BTW this is the argument for the original extension of 14yrs.




John Galt <galt@inconnu.isu.edu>
Sent by: owner-dvd-discuss@eon.law.harvard.edu
11/08/01 08:14 AM
Please respond to dvd-discuss

 
        To:     "'dvd-discuss@eon.law.harvard.edu'" <dvd-discuss@eon.law.harvard.edu>
        cc: 
        Subject:        RE: [dvd-discuss] Must Copyright terms be uniform?


On Thu, 8 Nov 2001, Ballowe, Charles wrote:

>Agreed -- but if a company (Disney?) still wishes to hold rights to
>something, wouldn't letting them do so and requiring a fee based on
>sales be potentially useful, particularly if that fee went directly

But then we get back to the real problem: AA Milne's daughter-in-law (Mrs. 
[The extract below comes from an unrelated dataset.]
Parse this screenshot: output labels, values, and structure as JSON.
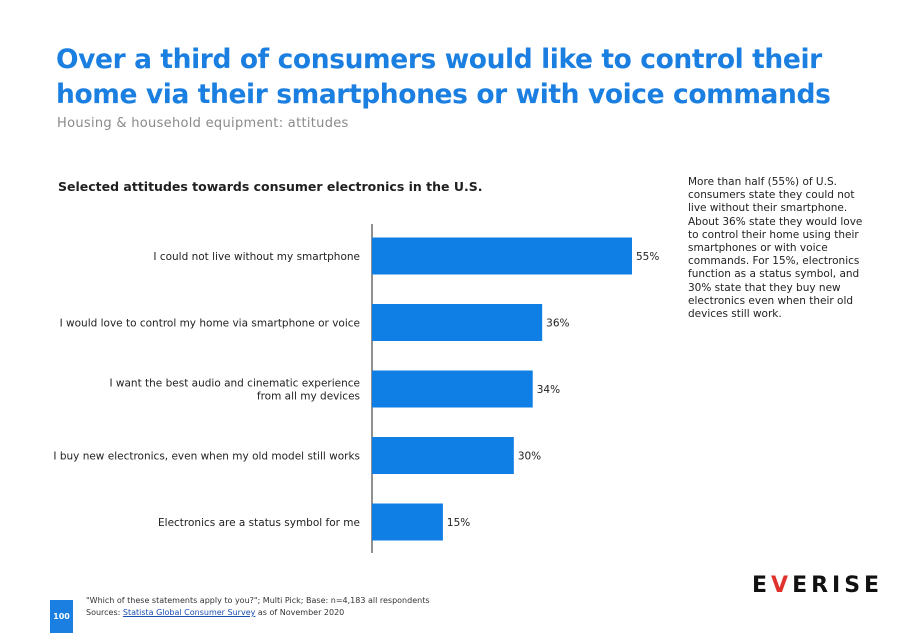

Christopher Robin--CR's dead) is recieving nothing from the 
soon-to-be-rereleased Winnie the Pooh.  AA Milne signed away all rights 
many years ago, so what possible promotion of progress is being served 
when the author's family recieves nothing from a multi-million-dollar 
franchise?  Any sliding scale of copyright renewal MUST take into account 
that holders of copyrights are not necessarily authors, so a renewal of a 
copyright should not happen at all if the author is not recieving any 
portion of royalties.

>into a program promoting arts and and science in schools? I'd prefer 
>copyright to be short, but if that's not going to happen, the people
>should receive something to help promote the arts.
>
>-Charles Ballowe
>
>> -----Original Message-----
>> From: John Zulauf [mailto:johnzu@ia.nsc.com]
>> Subject: Re: [dvd-discuss] Must Copyright terms be uniform?
>> 
>> Which of course invalidates the whole point of "promoting progress" --
>> if only the unvaluable works enter the public domain, then 
>> the public's
>> benefit and reason for providing the monopoly in the first 
>> place.  Works
>> must still be contemporary, relevant, and valuable when they enter the
>> public domain, or the constitutional mandate of "promoting 
>> progress" is
>> not met, and the term of the copyright is unconstitutional.
>> 
>> .002
>> 
>

-- 

You have paid nothing for the preceding, therefore it's worth every penny
you've paid for it: if you did pay for it, might I remind you of the
immortal words of Phineas Taylor Barnum regarding fools and money?